Question

What is the final angular speed of the barrel? -->

A barrel is given a downhill rolling start of `1.5" rad/s"` at the top of a hill. Assume a constant angular acceleration of `2.9" rad/s"^2`

1. If the barrel takes `11.5" s"` to get to the bottom of the hill, what is the final angular speed of the barrel?

2. What angular displacement does the barrel experience during the `11.5" s"` ride?

Answer 1

Part 1

Begin with the equation:

`omega = omega_0+alphat`

where `omega` is the final angular speed, `omega_0` is initial angular speed, `alpha` is the angular acceleration, and `t` is the time of the acceleration.

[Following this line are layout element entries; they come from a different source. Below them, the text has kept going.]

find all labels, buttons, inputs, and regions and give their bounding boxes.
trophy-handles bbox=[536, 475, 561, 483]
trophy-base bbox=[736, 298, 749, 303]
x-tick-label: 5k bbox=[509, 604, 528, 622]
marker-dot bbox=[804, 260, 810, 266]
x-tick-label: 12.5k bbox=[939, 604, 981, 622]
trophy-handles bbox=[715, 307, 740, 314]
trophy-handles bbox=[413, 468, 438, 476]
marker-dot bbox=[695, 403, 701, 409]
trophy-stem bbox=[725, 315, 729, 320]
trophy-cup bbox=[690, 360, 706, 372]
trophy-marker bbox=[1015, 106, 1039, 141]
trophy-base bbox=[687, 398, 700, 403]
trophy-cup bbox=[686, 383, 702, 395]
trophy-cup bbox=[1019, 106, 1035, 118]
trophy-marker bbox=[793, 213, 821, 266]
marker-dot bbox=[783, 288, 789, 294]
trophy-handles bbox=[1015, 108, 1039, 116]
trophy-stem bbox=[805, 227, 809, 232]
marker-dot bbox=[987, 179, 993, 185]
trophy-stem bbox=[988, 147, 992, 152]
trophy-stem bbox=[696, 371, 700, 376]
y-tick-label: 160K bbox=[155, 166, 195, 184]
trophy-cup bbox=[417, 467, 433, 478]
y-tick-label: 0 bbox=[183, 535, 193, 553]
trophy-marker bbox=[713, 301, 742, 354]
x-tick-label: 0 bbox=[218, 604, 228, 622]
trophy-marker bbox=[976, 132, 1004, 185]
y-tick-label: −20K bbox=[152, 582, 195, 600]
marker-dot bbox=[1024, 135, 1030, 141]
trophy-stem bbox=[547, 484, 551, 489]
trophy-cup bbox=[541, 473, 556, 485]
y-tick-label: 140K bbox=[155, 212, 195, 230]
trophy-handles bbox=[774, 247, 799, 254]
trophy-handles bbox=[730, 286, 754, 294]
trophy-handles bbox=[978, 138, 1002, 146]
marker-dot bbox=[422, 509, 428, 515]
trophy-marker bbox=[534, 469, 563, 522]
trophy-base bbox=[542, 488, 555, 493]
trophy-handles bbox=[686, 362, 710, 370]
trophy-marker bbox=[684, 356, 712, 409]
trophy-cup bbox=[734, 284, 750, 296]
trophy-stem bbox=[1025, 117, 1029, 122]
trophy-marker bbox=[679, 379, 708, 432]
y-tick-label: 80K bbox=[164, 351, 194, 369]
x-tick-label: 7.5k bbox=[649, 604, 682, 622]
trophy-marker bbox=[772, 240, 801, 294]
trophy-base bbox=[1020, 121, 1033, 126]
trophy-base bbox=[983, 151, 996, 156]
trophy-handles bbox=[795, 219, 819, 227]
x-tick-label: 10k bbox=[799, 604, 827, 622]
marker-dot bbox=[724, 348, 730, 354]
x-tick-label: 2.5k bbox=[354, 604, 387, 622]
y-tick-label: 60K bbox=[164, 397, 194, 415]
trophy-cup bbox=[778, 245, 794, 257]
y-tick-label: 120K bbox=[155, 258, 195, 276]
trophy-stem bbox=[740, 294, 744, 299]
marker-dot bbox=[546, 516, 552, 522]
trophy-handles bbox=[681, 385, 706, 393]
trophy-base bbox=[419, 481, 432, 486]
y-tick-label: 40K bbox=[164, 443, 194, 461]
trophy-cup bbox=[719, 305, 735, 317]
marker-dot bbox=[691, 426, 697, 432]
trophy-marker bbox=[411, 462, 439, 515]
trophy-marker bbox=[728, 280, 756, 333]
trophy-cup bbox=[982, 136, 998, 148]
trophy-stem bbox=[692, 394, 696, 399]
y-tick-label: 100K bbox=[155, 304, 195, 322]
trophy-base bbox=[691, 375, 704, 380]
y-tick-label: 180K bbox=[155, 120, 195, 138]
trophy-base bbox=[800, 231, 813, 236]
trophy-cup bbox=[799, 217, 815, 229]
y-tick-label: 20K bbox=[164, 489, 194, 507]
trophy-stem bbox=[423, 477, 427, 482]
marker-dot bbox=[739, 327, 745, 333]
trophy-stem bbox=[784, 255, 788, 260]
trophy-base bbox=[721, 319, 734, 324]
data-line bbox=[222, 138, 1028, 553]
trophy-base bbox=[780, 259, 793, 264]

Given: `omega_0 = 1.5" rad/s"`, `alpha = 2.9" rad/s"^2`, and `t = 11.5" s"`

`omega = 1.5" rad/s" + (2.9" rad/s"^2)(11.5" s")`

`omega = 38.45" rad/s"`

Part 2

Begin with the equation:

`theta = theta_0+ omega_0t+1/2alphat^2`

We are not given `theta_0`, therefore, we assume that it is 0:

`theta = (1.5" rad/s")(11.5" s") + 1/2(2.9" rad/s"^2)(11.5" s")^2`

`theta = 209" rad"`